The next decade promises further increases in organ donation and transplantation as donor management, organ preservation, and perfusion techniques develop to maximize the number of suitable organs for transplant. The new UK strategy “Taking Organ Transplantation to 2020” emphasizes the need to address all areas within the donor pathway, but particularly acknowledges the need to increase family consent rates for organ donation, which remain low in the UK.
The UK National Transplant Registry gratefully acknowledges the contribution of all those who have contributed data to make the Registry as comprehensive as possible.
The current registry in NHS Blood and Transplant was developed by the UK Transplant Support Service Authority, which became UK Transplant before being incorporated into NHS Blood and Transplant.

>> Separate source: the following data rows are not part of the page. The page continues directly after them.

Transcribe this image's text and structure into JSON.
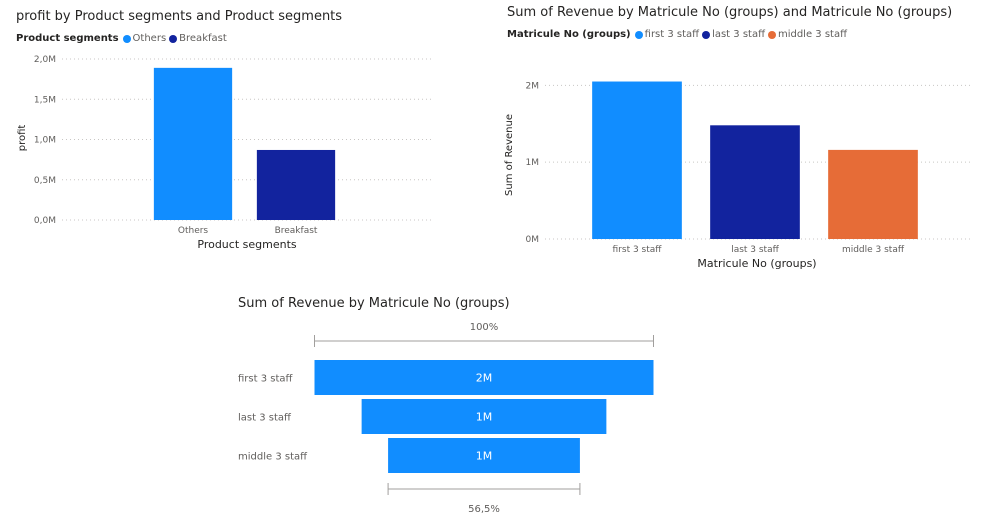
{
  "chart_data": [
    {
      "type": "bar",
      "title": "profit by Product segments and Product segments",
      "legend_title": "Product segments",
      "legend_placement": "top-left",
      "categories": [
        "Others",
        "Breakfast"
      ],
      "values": [
        1890000,
        870000
      ],
      "colors": [
        "#118dff",
        "#12239e"
      ],
      "xlabel": "Product segments",
      "ylabel": "profit",
      "ylim": [
        0,
        2000000
      ],
      "yticks": [
        0,
        500000,
        1000000,
        1500000,
        2000000
      ],
      "ytick_labels": [
        "0,0M",
        "0,5M",
        "1,0M",
        "1,5M",
        "2,0M"
      ],
      "grid": true
    },
    {
      "type": "bar",
      "title": "Sum of Revenue by Matricule No (groups) and Matricule No (groups)",
      "legend_title": "Matricule No (groups)",
      "legend_placement": "top-left",
      "categories": [
        "first 3 staff",
        "last 3 staff",
        "middle 3 staff"
      ],
      "values": [
        2050000,
        1480000,
        1160000
      ],
      "colors": [
        "#118dff",
        "#12239e",
        "#e66c37"
      ],
      "xlabel": "Matricule No (groups)",
      "ylabel": "Sum of Revenue",
      "ylim": [
        0,
        2200000
      ],
      "yticks": [
        0,
        1000000,
        2000000
      ],
      "ytick_labels": [
        "0M",
        "1M",
        "2M"
      ],
      "grid": true
    },
    {
      "type": "funnel",
      "title": "Sum of Revenue by Matricule No (groups)",
      "categories": [
        "first 3 staff",
        "last 3 staff",
        "middle 3 staff"
      ],
      "values": [
        2050000,
        1480000,
        1160000
      ],
      "data_labels": [
        "2M",
        "1M",
        "1M"
      ],
      "top_percent_label": "100%",
      "bottom_percent_label": "56,5%",
      "color": "#118dff"
    }
  ]
}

There are many people who have and continue to support the Registry, and without their help and hard work, the Registry could not be effective. We would like to thank the transplant surgeons and physicians, the health care professionals working in the Emergency Departments and Intensive Therapy Units, the data managers and the recipient points of contacts in the transplant centers, the histocompatibility and immunogenetics laboratory staff, the Specialist Nurses and Clinical Leads in Organ Donation, the members of the Donation Committee and the Solid Organ Advisory Groups, and the members of the Directorate of Organ Donation and Transplantation and the Department of Statistics and Clinical Audit of NHS Blood and Transplant.